The use of opioid analgesics may lead to the development of physical and/or psychological dependence or tolerance. Repeated administration of Morphine sulfate may result in drug dependence, even when used at therapeutic doses. The risk of developing drug dependence is influenced by individual patient risk factors, dosage, and duration of opioid treatment (see section "Special precautions").
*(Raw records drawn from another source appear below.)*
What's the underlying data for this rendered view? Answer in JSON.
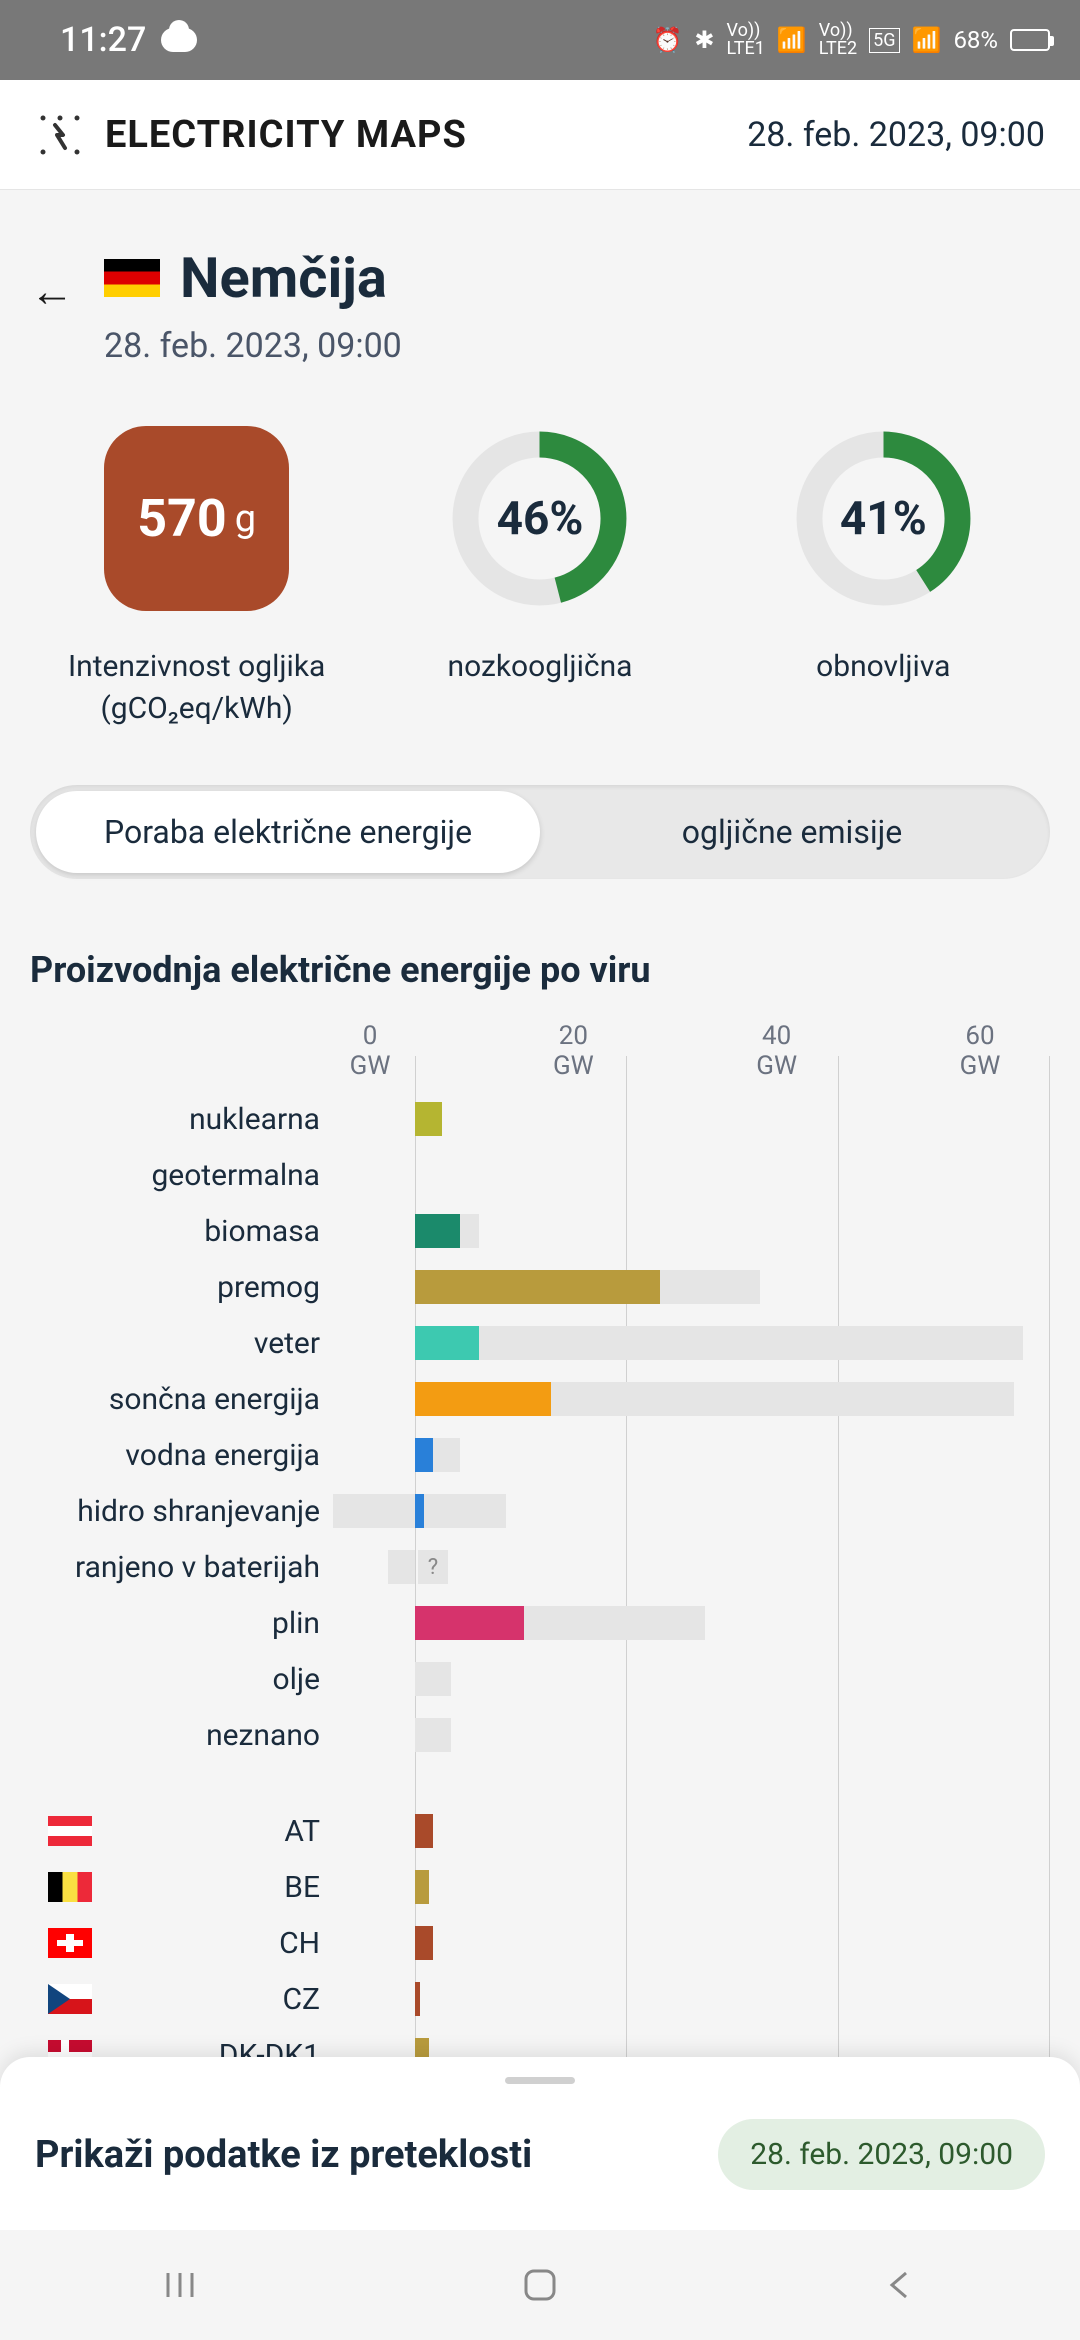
{
  "status_bar": {
    "time": "11:27",
    "battery_percent": "68%",
    "lte1": "LTE1",
    "lte2": "LTE2",
    "net5g": "5G"
  },
  "header": {
    "title": "ELECTRICITY MAPS",
    "date": "28. feb. 2023, 09:00"
  },
  "zone": {
    "name": "Nemčija",
    "date": "28. feb. 2023, 09:00",
    "flag_colors": [
      "#000000",
      "#dd0000",
      "#ffce00"
    ]
  },
  "stats": {
    "carbon": {
      "value": "570",
      "unit": "g",
      "label1": "Intenzivnost ogljika",
      "label2": "(gCO₂eq/kWh)",
      "bg_color": "#a94a2a"
    },
    "low_carbon": {
      "value": "46%",
      "percent": 46,
      "label": "nozkoogljična",
      "color": "#2d8a3e",
      "track": "#e5e5e5"
    },
    "renewable": {
      "value": "41%",
      "percent": 41,
      "label": "obnovljiva",
      "color": "#2d8a3e",
      "track": "#e5e5e5"
    }
  },
  "toggle": {
    "option1": "Poraba električne energije",
    "option2": "ogljične emisije"
  },
  "chart": {
    "title": "Proizvodnja električne energije po viru",
    "axis_unit": "GW",
    "axis_ticks": [
      "0 GW",
      "20 GW",
      "40 GW",
      "60 GW"
    ],
    "max_value": 70,
    "bar_colors": {
      "nuclear": "#b5b531",
      "geothermal": "#8b4a2b",
      "biomass": "#1b8a6b",
      "coal": "#b89b3d",
      "wind": "#3dc9b0",
      "solar": "#f39c12",
      "hydro": "#2980d9",
      "hydro_storage": "#2980d9",
      "battery": "#888888",
      "gas": "#d6336c",
      "oil": "#888888",
      "unknown": "#888888"
    },
    "capacity_color": "#e5e5e5",
    "sources": [
      {
        "label": "nuklearna",
        "value": 3,
        "capacity": 3,
        "color": "#b5b531"
      },
      {
        "label": "geotermalna",
        "value": 0,
        "capacity": 0,
        "color": "#8b4a2b"
      },
      {
        "label": "biomasa",
        "value": 5,
        "capacity": 7,
        "color": "#1b8a6b"
      },
      {
        "label": "premog",
        "value": 27,
        "capacity": 38,
        "color": "#b89b3d"
      },
      {
        "label": "veter",
        "value": 7,
        "capacity": 67,
        "color": "#3dc9b0"
      },
      {
        "label": "sončna energija",
        "value": 15,
        "capacity": 66,
        "color": "#f39c12"
      },
      {
        "label": "vodna energija",
        "value": 2,
        "capacity": 5,
        "color": "#2980d9"
      },
      {
        "label": "hidro shranjevanje",
        "value": 1,
        "capacity": 10,
        "neg_capacity": 9,
        "color": "#2980d9"
      },
      {
        "label": "ranjeno v baterijah",
        "value": 0,
        "capacity": 0,
        "neg_capacity": 3,
        "unknown": true,
        "color": "#888888"
      },
      {
        "label": "plin",
        "value": 12,
        "capacity": 32,
        "color": "#d6336c"
      },
      {
        "label": "olje",
        "value": 0,
        "capacity": 4,
        "color": "#888888"
      },
      {
        "label": "neznano",
        "value": 0,
        "capacity": 4,
        "color": "#888888"
      }
    ],
    "countries": [
      {
        "code": "AT",
        "flag": "flag-at",
        "value": 2,
        "color": "#a94a2a"
      },
      {
        "code": "BE",
        "flag": "flag-be",
        "value": 1.5,
        "color": "#b89b3d"
      },
      {
        "code": "CH",
        "flag": "flag-ch",
        "value": 2,
        "color": "#a94a2a"
      },
      {
        "code": "CZ",
        "flag": "flag-cz",
        "value": 0.5,
        "color": "#a94a2a"
      },
      {
        "code": "DK-DK1",
        "flag": "flag-dk",
        "value": 1.5,
        "color": "#b89b3d"
      }
    ]
  },
  "bottom_sheet": {
    "title": "Prikaži podatke iz preteklosti",
    "date": "28. feb. 2023, 09:00",
    "chip_bg": "#e3efe3",
    "chip_text": "#2d5a2d"
  }
}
Abrupt discontinuation of treatment or administration of opioid antagonists may trigger withdrawal syndrome; sometimes, withdrawal symptoms may occur between doses.

Physical symptoms of withdrawal syndrome: body aches, tremor, restless legs syndrome, diarrhea, abdominal cramps, nausea, flu-like symptoms, tachycardia, mydriasis.
Psychological symptoms of withdrawal syndrome: dysphoria, anxiety, irritability.

One of the factors contributing to drug dependence is drug craving.

Shelf life. 3 years.

Storage conditions.

Store in the original packaging at a temperature not exceeding 25 °C.

Keep out of reach and sight of children.

Packaging.

Tablets 0.005 g, pack size 50 (10×5) in blisters in a carton; tablets 0.01 g, pack size 10 (10×1), 50 (10×5) in blisters in a carton, 140 (10×14) in blisters in a bulk pack.

Prescription status. Prescription only.

Manufacturer.

Interkhim Limited Liability Company.

Manufacturer's address and place of business.

40-A, 21st km of Starokyivska Road, Odesa, Ukraine, 65025.